Since status is synced between the two systems, a ticket must remain “open” until the issue is resolved. Even if a ticket has been reassigned to Heroku, please do not put the ticket in a “Pending” or “Solved” state.
If you are using Zendesk and would like to begin using our Zendesk integration, please reach out to our ecosystem support team for assistance.
Support process and expectations
As an add-on partner, you are responsible for supporting your service and should be prepared to do so. Users will be asking questions and reporting problems. We expect that our add-on providers will respond to such inquiries in a timely and helpful manner, regardless of how they are submitted.

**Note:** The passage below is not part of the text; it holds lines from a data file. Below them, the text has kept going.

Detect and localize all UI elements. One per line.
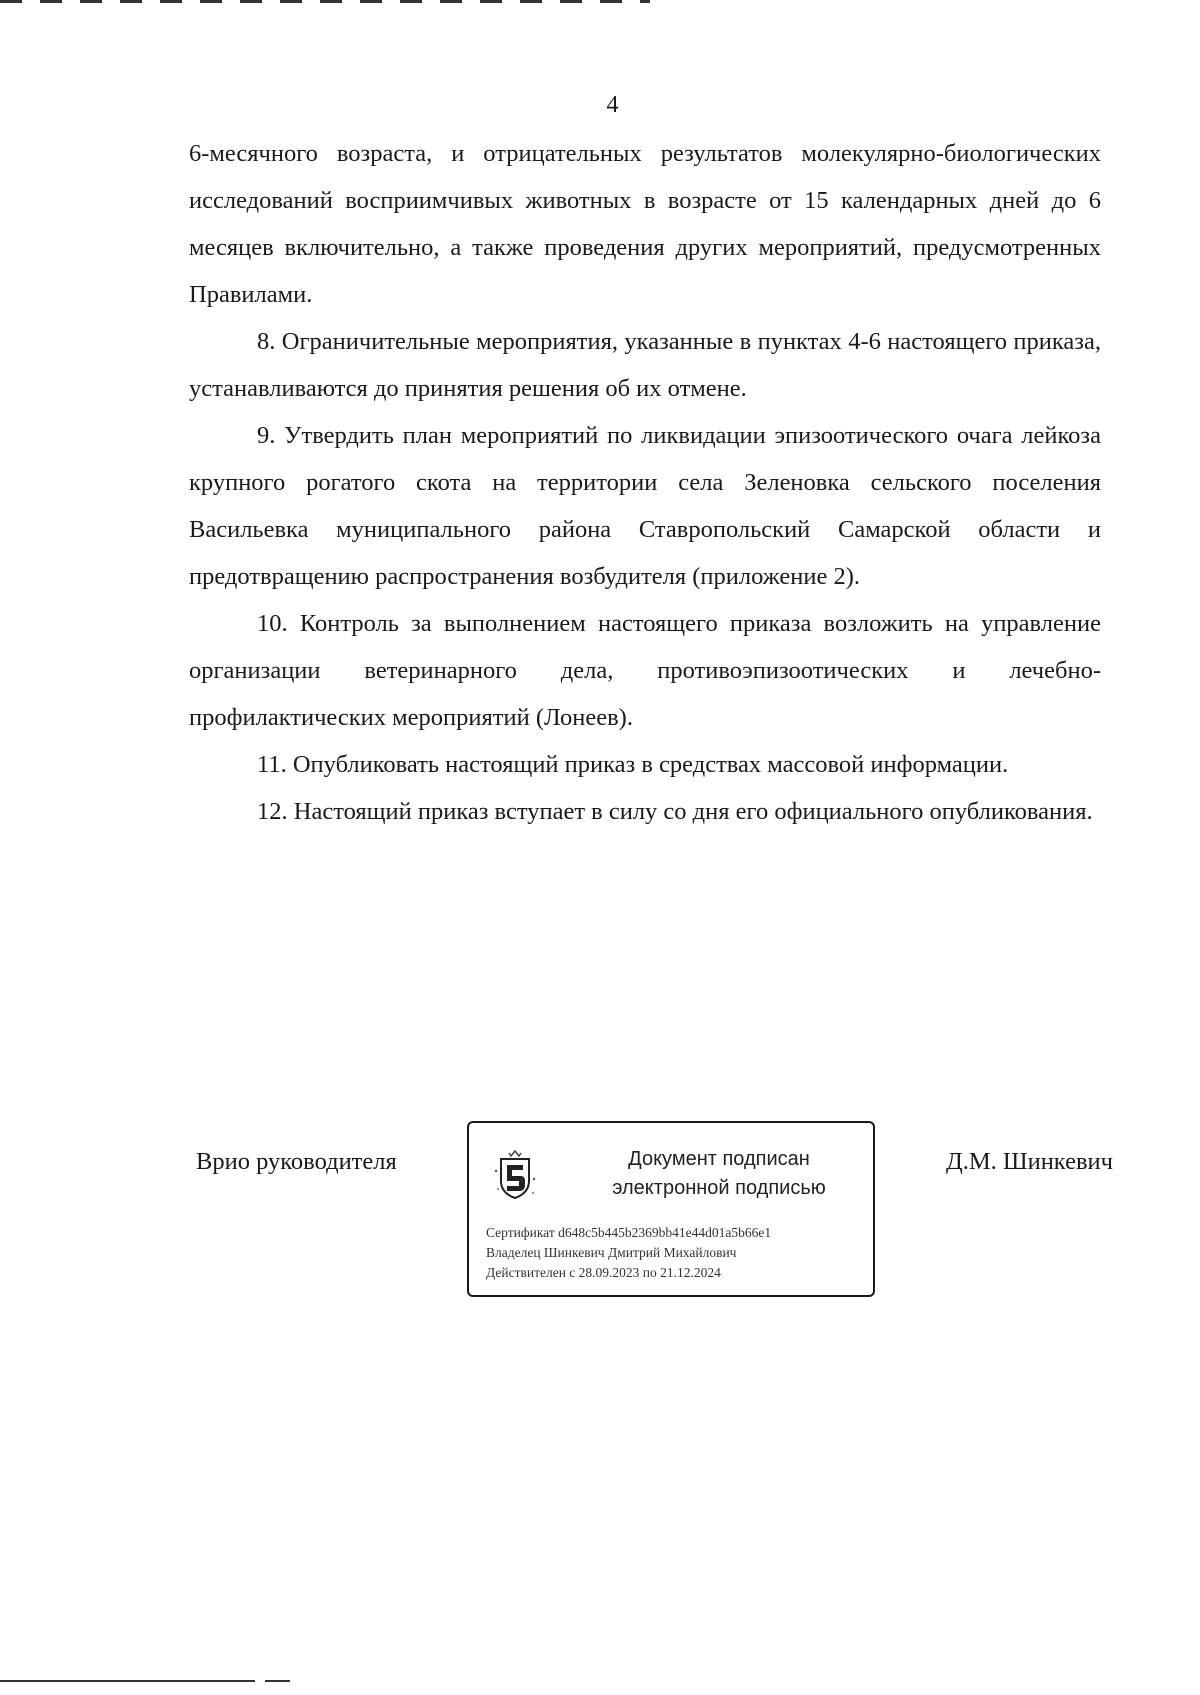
paragraph-item-9: 9. Утвердить план мероприятий по ликвидации эпизоотического очага лейкоза крупного рогатого скота на территории села Зеленовка сельского поселения Васильевка муниципального района Ставропольский Самарской области и предотвращению распространения возбудителя (приложение 2). [189, 422, 1101, 590]
paragraph-item-10: 10. Контроль за выполнением настоящего приказа возложить на управление организации ветеринарного дела, противоэпизоотических и лечебно-профилактических мероприятий (Лонеев). [189, 610, 1101, 731]
coat-of-arms-icon [493, 1149, 537, 1201]
stamp-owner: Владелец Шинкевич Дмитрий Михайлович [486, 1245, 737, 1260]
page-number: 4 [606, 92, 619, 118]
paragraph-item-8: 8. Ограничительные мероприятия, указанные в пунктах 4-6 настоящего приказа, устанавливаются до принятия решения об их отмене. [189, 328, 1101, 402]
paragraph-item-11: 11. Опубликовать настоящий приказ в средствах массовой информации. [257, 751, 1009, 778]
paragraph-item-12: 12. Настоящий приказ вступает в силу со дня его официального опубликования. [257, 798, 1093, 825]
signer-name: Д.М. Шинкевич [946, 1148, 1113, 1175]
stamp-validity: Действителен с 28.09.2023 по 21.12.2024 [486, 1265, 721, 1280]
paragraph-continuation: 6-месячного возраста, и отрицательных результатов молекулярно-биологических исследований восприимчивых животных в возрасте от 15 календарных дней до 6 месяцев включительно, а также проведения других мероприятий, предусмотренных Правилами. [189, 140, 1101, 308]
electronic-signature-stamp [467, 1121, 875, 1297]
stamp-heading-line1: Документ подписан [628, 1148, 810, 1170]
stamp-certificate: Сертификат d648c5b445b2369bb41e44d01a5b66e1 [486, 1225, 772, 1240]
top-dashed-line [0, 0, 650, 3]
signature-block [0, 1118, 1200, 1303]
stamp-details [486, 1223, 771, 1283]
stamp-heading [579, 1145, 859, 1203]
document-body [189, 130, 1101, 835]
stamp-heading-line2: электронной подписью [612, 1177, 826, 1199]
bottom-rule [0, 1680, 290, 1682]
signer-position: Врио руководителя [196, 1148, 397, 1175]
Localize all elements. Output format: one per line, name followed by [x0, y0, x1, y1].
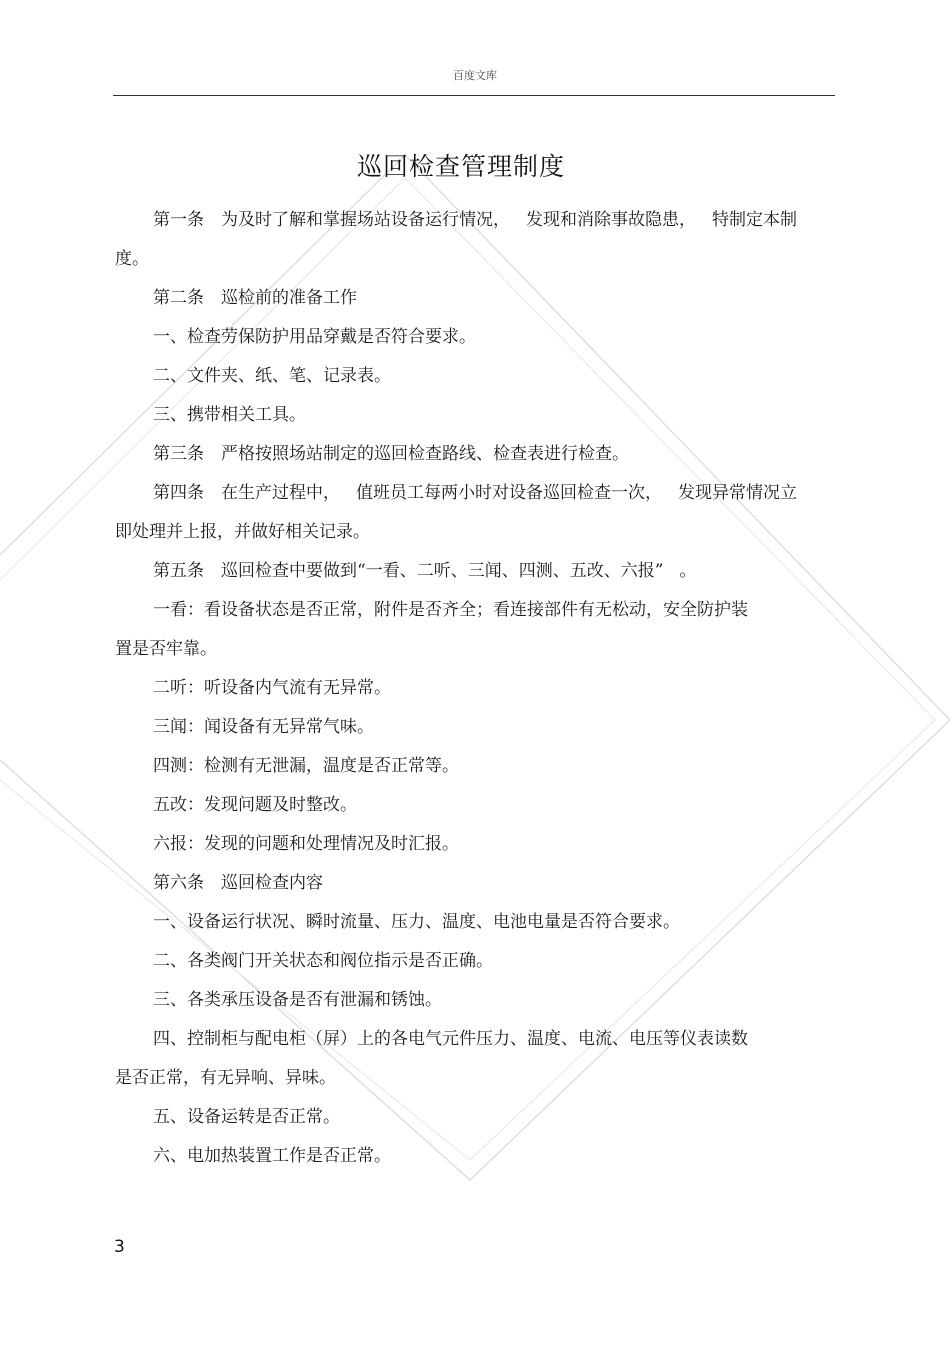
text-segment: 三闻：闻设备有无异常气味。: [153, 717, 374, 737]
text-line: [115, 789, 823, 828]
text-segment: 第五条 巡回检查中要做到“一看、二听、三闻、四测、五改、六报”: [153, 561, 664, 581]
text-line: [115, 204, 823, 243]
text-segment: 六、电加热装置工作是否正常。: [153, 1146, 391, 1166]
text-segment: 置是否牢靠。: [115, 639, 217, 659]
text-line: [115, 1140, 823, 1179]
text-segment: 度。: [115, 249, 149, 269]
text-segment: 二听：听设备内气流有无异常。: [153, 678, 391, 698]
text-line: [115, 282, 823, 321]
header-divider: [113, 95, 835, 96]
text-line: [115, 1101, 823, 1140]
text-segment: 特制定本制: [712, 210, 797, 230]
text-line: [115, 243, 823, 282]
text-segment: 三、携带相关工具。: [153, 405, 306, 425]
text-line: [115, 399, 823, 438]
text-segment: 五、设备运转是否正常。: [153, 1107, 340, 1127]
text-segment: 第六条 巡回检查内容: [153, 873, 323, 893]
text-segment: 一、设备运行状况、瞬时流量、压力、温度、电池电量是否符合要求。: [153, 912, 680, 932]
text-segment: 五改：发现问题及时整改。: [153, 795, 357, 815]
text-line: [115, 828, 823, 867]
text-line: [115, 321, 823, 360]
text-line: [115, 945, 823, 984]
text-segment: 四测：检测有无泄漏，温度是否正常等。: [153, 756, 459, 776]
text-segment: 。: [679, 561, 697, 581]
text-line: [115, 555, 823, 594]
text-segment: 值班员工每两小时对设备巡回检查一次，: [356, 483, 662, 503]
text-line: [115, 438, 823, 477]
text-segment: 发现异常情况立: [678, 483, 797, 503]
page-number: 3: [114, 1237, 125, 1257]
text-segment: 六报：发现的问题和处理情况及时汇报。: [153, 834, 459, 854]
text-segment: 二、文件夹、纸、笔、记录表。: [153, 366, 391, 386]
text-line: [115, 516, 823, 555]
text-line: [115, 1062, 823, 1101]
text-line: [115, 672, 823, 711]
text-line: [115, 711, 823, 750]
header-site-name: 百度文库: [453, 69, 497, 82]
text-line: [115, 360, 823, 399]
text-line: [115, 906, 823, 945]
text-segment: 四、控制柜与配电柜（屏）上的各电气元件压力、温度、电流、电压等仪表读数: [153, 1029, 748, 1049]
text-line: [115, 750, 823, 789]
text-line: [115, 867, 823, 906]
text-segment: 三、各类承压设备是否有泄漏和锈蚀。: [153, 990, 442, 1010]
document-body: [115, 204, 823, 1179]
document-title: 巡回检查管理制度: [356, 152, 565, 181]
text-segment: 一、检查劳保防护用品穿戴是否符合要求。: [153, 327, 476, 347]
text-segment: 第二条 巡检前的准备工作: [153, 288, 357, 308]
text-segment: 一看：看设备状态是否正常，附件是否齐全；看连接部件有无松动，安全防护装: [153, 600, 748, 620]
text-segment: 第三条 严格按照场站制定的巡回检查路线、检查表进行检查。: [153, 444, 629, 464]
text-segment: 是否正常，有无异响、异味。: [115, 1068, 336, 1088]
text-segment: 二、各类阀门开关状态和阀位指示是否正确。: [153, 951, 493, 971]
text-line: [115, 633, 823, 672]
text-line: [115, 477, 823, 516]
text-line: [115, 984, 823, 1023]
text-line: [115, 1023, 823, 1062]
text-segment: 即处理并上报，并做好相关记录。: [115, 522, 370, 542]
text-line: [115, 594, 823, 633]
text-segment: 第一条 为及时了解和掌握场站设备运行情况，: [153, 210, 510, 230]
text-segment: 发现和消除事故隐患，: [526, 210, 696, 230]
text-segment: 第四条 在生产过程中，: [153, 483, 340, 503]
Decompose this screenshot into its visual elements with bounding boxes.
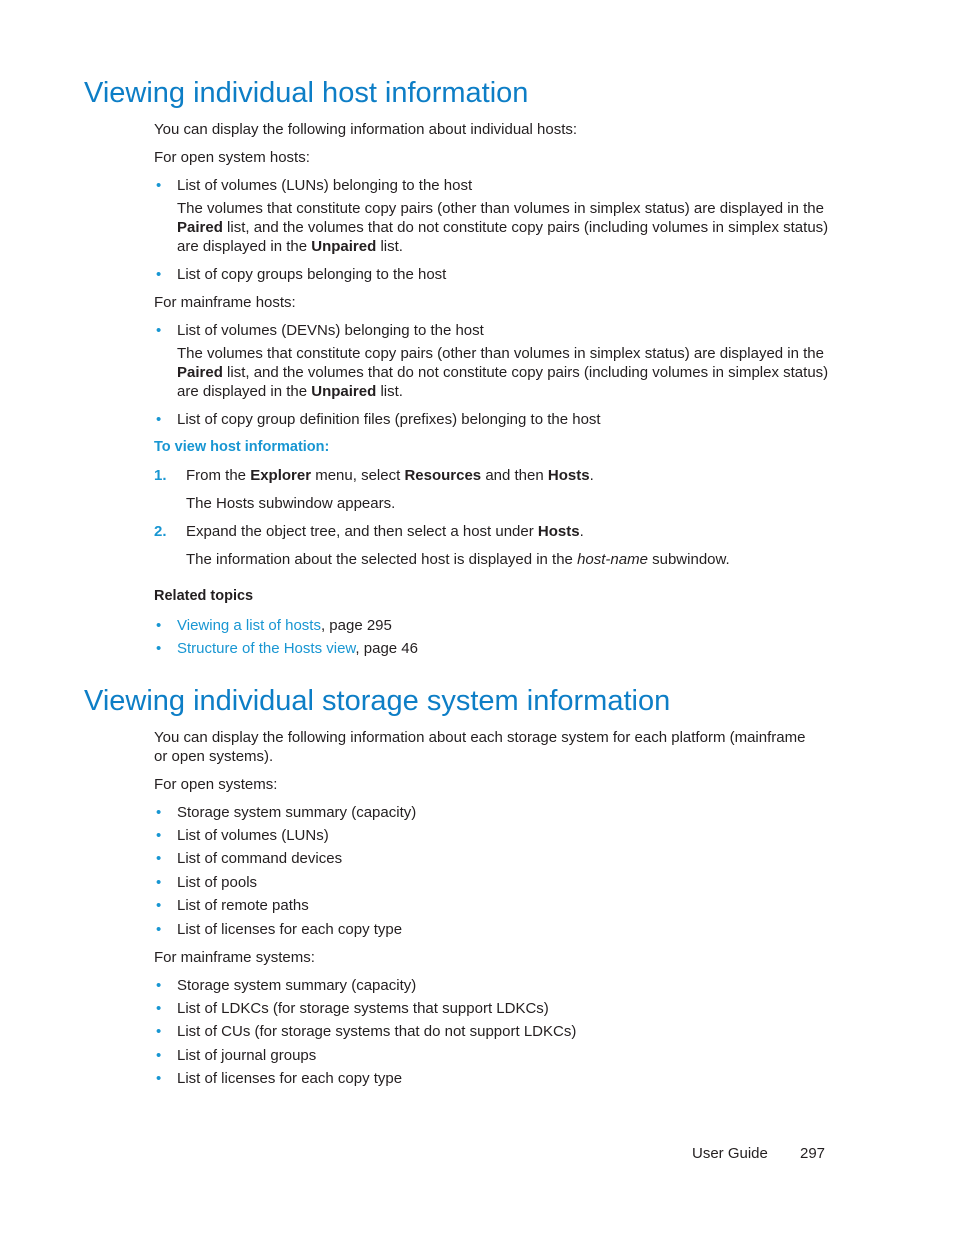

Heroku-submitted support requests
Initial support requests should be responded to within 1 business day. We also expect all tickets to receive an update at least once every 3 business days. As such, we strongly recommend against leaving a ticket open for a long period of time, e.g. until a bug is fixed. Instead, let the customer know the issue or feature request is being tracked, and, if possible, how they can follow along on progress (outside of the support system).
Direct support requests
Most add-on partners operate their own support ticket systems. At an absolute minimum, you need to provide a clearly advertised email address (such as support@yourcompany.com) through which Heroku users can contact you.
User Notifications
Occasionally, you will find it necessary to directly notify an add-on user. Under the terms of the Add-ons License Agreement, Heroku can provide you email addresses of your add-on users. You may use this information exclusively for issues related to the operation of your add-on.
Examples of acceptable notifications are:
- Scheduled maintenance notifications
- Information service interruptions and subsequent follow-ups on service status
- Plan overages
- Terms of Service (TOS) violations
- Product feature updates
- Product survey/feedback
All non-critical notifications must contain opt-out instructions or links.